N°3 : Maintenez un voyage bien planifié et aussi autonome que possible.

N°4 : Choisissez une destination et allez-y le plus tôt possible.

N°5 : Soyez prêt pour les moments désagréables qui impliquent les toilettes, surtout si vos compagnons de voyage sont d’un autre sexe.

Je ne suis pas un expert et ce ne sont pas des revendications globales. Les personnes atteintes de démence sont moins sensibles aux changements de lieu et de vie quotidienne, de sorte que la démence et les voyages sont rarement mélangés.

Cependant, selon les Centers for Disease Control and Prevention des États-Unis, environ 1 Américain sur 9 de plus de 45 ans signale un « déclin cognitif subjectif » (perte de mémoire qui altère la vie quotidienne) et la démence est courante. devient une réalité pour notre famille. Et parfois, même les personnes atteintes de démence ont besoin de voyager.

La National Alzheimer’s Association prédit que plus de 11% des Américains de plus de 65 ans seront atteints de la maladie d’Alzheimer, ce qui fera plus que doubler d’ici 2050. Le site Web propose des conseils de voyage ainsi que l’AARP et la Family Caregiver Alliance.

Premièrement, ces sites recommandent deux choses. Évaluez honnêtement la capacité de voyage du compagnon et assurez-vous qu’il porte ou porte une pièce d’identité en cas de rupture. Ces sites révèlent que votre expérience dépend de l’état de maladie de votre compagnon.

Je peux le prouver. Mon mari a reçu un diagnostic de maladie d’Alzheimer en 2011. Au fur et à mesure que sa maladie progressait, nos options de voyage ont radicalement changé. Néanmoins, nous voyageons en avion et en voiture depuis 10 ans. En 2013, j’ai voyagé à New York puis en Europe pour rencontrer ma famille et mes amis. C’était une sorte de tournée d’adieu pendant que mon mari était encore capable de reconnaître son frère (en quelque sorte).

Le voyage n’a pas été sans ce défi. A Francfort, en Allemagne, où je ne suis jamais allé non plus, je me suis promené pour m’adapter au nouveau fuseau horaire. Au cours de la promenade, le mari a non seulement visité la ville dans la vingtaine, mais a également affirmé avoir vécu pendant près d’un an. Ce n’est que le lendemain qu’il a cru que nous étions encore à New York. Un vol de 6 heures vers l’Allemagne n’a pas été enregistré.

Après huit ans et une pandémie, je ne pense plus aux voyages en avion avec mon mari.

Ce printemps, nous avons été complètement vaccinés, le lieu a rouvert et nous voulions faire plus que partager l’écran avec des amis et la famille à Washington.

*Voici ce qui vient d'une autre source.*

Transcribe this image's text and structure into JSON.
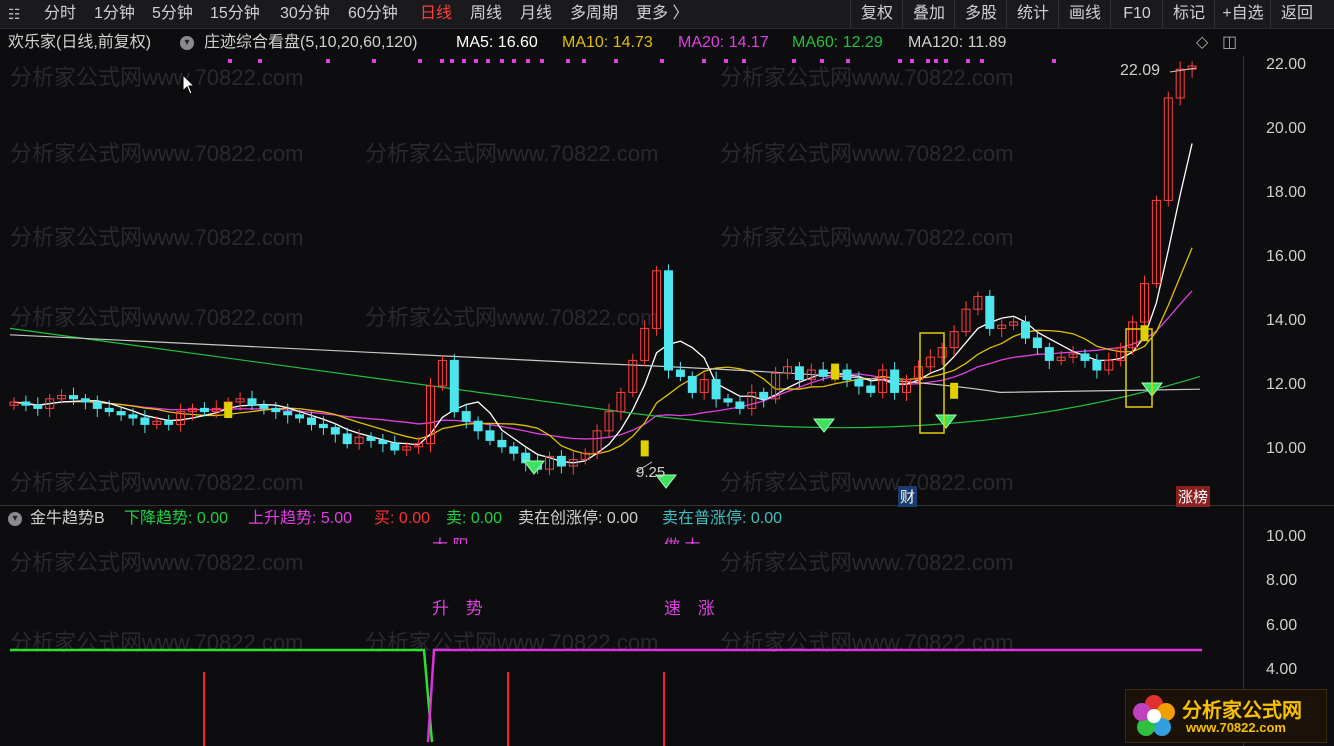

La conduite était la seule option. Mon mari est inquiet à chaque fois qu’il quitte la maison et l’excite même lors d’un court trajet en voiture. Cependant, mon désespoir de visiter était fort. Les terriers et les épagneuls sont les seules créatures dont mon mari semble être au courant, alors j’ai pensé qu’ils aideraient à calmer mon mari.

Mais la logistique était intimidante. C’est un trajet de deux jours. Comment faire un arrêt au stand avec un chien ou un mari qui ne peut pas utiliser les toilettes publiques seul ?

Heureusement, un ami cher qui gère le camp de jeunes nous a proposé de nous accompagner en voiture et de retourner à Washington.

Voici quelques conseils sur la façon de voyager avec des personnes atteintes de démence dans l’ordre inverse.

5ème place : Maladresse des toilettes

Les parents, en particulier les parents célibataires, font toujours face à cela comme une mère traîne son fils de 4 ans dans la chambre d’une femme. Les adultes sont plus compliqués.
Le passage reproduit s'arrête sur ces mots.